コウは傍でミルクを飲んでいて、リョクに至ってはいつものように紗和の膝の上でお昼寝中である。
食べたものを飲下して紗和は言う。
「エイダはクリスティアナちゃんに会った事ってある?」
「いいえ、わたしは一度もお嬢様にお会いしたこともお話をさせていただいたこともありません」
ポットとカップを置いて、エイダは紗和の向かい側に座った。
「今回も、『紗和様』にお仕えするためにここにおります」
「そうなんだ」
「えぇ、わたしは元々下っ端侍女ですから」
エイダの言葉に酷く安心感を覚えている自分がいる。
「でもこうしてサワ様にお仕えすることができて、今、本当に幸せなんですよ?」
「エイダ……」
妹のような少女の言葉に図らずも感動してしまいそうになった紗和。だがしかし、エイダが力強く拳を握り締めたところで少し嫌な予感を覚えた。

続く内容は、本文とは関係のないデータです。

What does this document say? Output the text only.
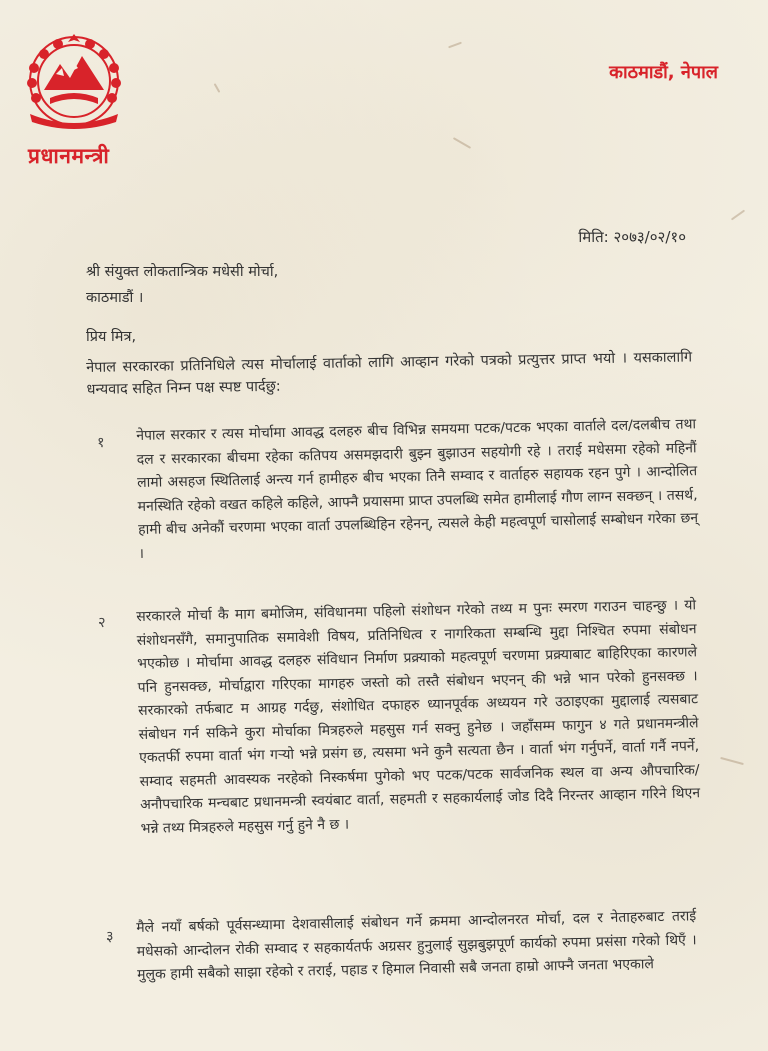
प्रधानमन्त्री
काठमाडौं, नेपाल
मिति: २०७३/०२/१०
श्री संयुक्त लोकतान्त्रिक मधेसी मोर्चा,
काठमाडौं ।
प्रिय मित्र,
नेपाल सरकारका प्रतिनिधिले त्यस मोर्चालाई वार्ताको लागि आव्हान गरेको पत्रको प्रत्युत्तर प्राप्त भयो । यसकालागि धन्यवाद सहित निम्न पक्ष स्पष्ट पार्दछु:
१ नेपाल सरकार र त्यस मोर्चामा आवद्ध दलहरु बीच विभिन्न समयमा पटक/पटक भएका वार्ताले दल/दलबीच तथा दल र सरकारका बीचमा रहेका कतिपय असमझदारी बुझ्न बुझाउन सहयोगी रहे । तराई मधेसमा रहेको महिनौं लामो असहज स्थितिलाई अन्त्य गर्न हामीहरु बीच भएका तिनै सम्वाद र वार्ताहरु सहायक रहन पुगे । आन्दोलित मनस्थिति रहेको वखत कहिले कहिले, आफ्नै प्रयासमा प्राप्त उपलब्धि समेत हामीलाई गौण लाग्न सक्छन् । तसर्थ, हामी बीच अनेकौं चरणमा भएका वार्ता उपलब्धिहिन रहेनन्, त्यसले केही महत्वपूर्ण चासोलाई सम्बोधन गरेका छन् ।
२ सरकारले मोर्चा कै माग बमोजिम, संविधानमा पहिलो संशोधन गरेको तथ्य म पुनः स्मरण गराउन चाहन्छु । यो संशोधनसँगै, समानुपातिक समावेशी विषय, प्रतिनिधित्व र नागरिकता सम्बन्धि मुद्दा निश्चित रुपमा संबोधन भएकोछ । मोर्चामा आवद्ध दलहरु संविधान निर्माण प्रक्र्याको महत्वपूर्ण चरणमा प्रक्र्याबाट बाहिरिएका कारणले पनि हुनसक्छ, मोर्चाद्वारा गरिएका मागहरु जस्तो को तस्तै संबोधन भएनन् की भन्ने भान परेको हुनसक्छ । सरकारको तर्फबाट म आग्रह गर्दछु, संशोधित दफाहरु ध्यानपूर्वक अध्ययन गरे उठाइएका मुद्दालाई त्यसबाट संबोधन गर्न सकिने कुरा मोर्चाका मित्रहरुले महसुस गर्न सक्नु हुनेछ । जहाँसम्म फागुन ४ गते प्रधानमन्त्रीले एकतर्फी रुपमा वार्ता भंग गर्‍यो भन्ने प्रसंग छ, त्यसमा भने कुनै सत्यता छैन । वार्ता भंग गर्नुपर्ने, वार्ता गर्नै नपर्ने, सम्वाद सहमती आवस्यक नरहेको निस्कर्षमा पुगेको भए पटक/पटक सार्वजनिक स्थल वा अन्य औपचारिक/अनौपचारिक मन्चबाट प्रधानमन्त्री स्वयंबाट वार्ता, सहमती र सहकार्यलाई जोड दिदै निरन्तर आव्हान गरिने थिएन भन्ने तथ्य मित्रहरुले महसुस गर्नु हुने नै छ ।
३
मैले नयाँ बर्षको पूर्वसन्ध्यामा देशवासीलाई संबोधन गर्ने क्रममा आन्दोलनरत मोर्चा, दल र नेताहरुबाट तराई मधेसको आन्दोलन रोकी सम्वाद र सहकार्यतर्फ अग्रसर हुनुलाई सुझबुझपूर्ण कार्यको रुपमा प्रसंसा गरेको थिएँ । मुलुक हामी सबैको साझा रहेको र तराई, पहाड र हिमाल निवासी सबै जनता हाम्रो आफ्नै जनता भएकाले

「だって、あんなに麗しい方々と何度も顔を合わすことができるのですもの!しかも周りの目を気にすることなく!!」
「って、そっちかい!」
久々に紗和の突っ込みが炸裂した。
「もちろんですよ。サワ様もあの麗しいカンバセ達を心置きなく堪能しなくては女が廃るというものです」
「エイダ!あなたという子はっ」
今まで会話に参加せず後ろに控えていたベティも思わずと言った風に口を出した後、呆れてものが言えないという風情で頭を振っている。
「くくっ、あははははは」
久々に見た二人のやりとりと相変わらずのエイダに、思わず大きな笑い声が零れた。
スコーンに夢中だったランが紗和の笑い声に合わせるようにテーブルの上を飛び跳ねる。その様子を見ていたコウが、兄の行儀が悪いと思ったのだろうか、静かにランの元に歩み寄り、ぴょんぴょんと飛ぶ兄の尻尾を思いっきりその足で踏みつけた。それによりランは大人しくスコーンを食べることに戻った。
「エイダっ、もう!」
一頻り笑って身尻に溜まった涙を拭えば、やさしい顔をしたエイダと目が合った。
「やっぱり、サワ様にはそんな風に大きな声で笑う方が似合っています」
「そう?」
「はい!」
「そっか……。うん、笑顔、忘れちゃだめだよね」
紗和が笑うと、エイダの瞳がより一層眩しく輝く。
「それでこそわたしのサワ様です!」
「誰が、あ・な・た・の、ですか」
ベティの突っ込みもまだまだ健在のようで、それを聞いた紗和は再び声を上げて笑った。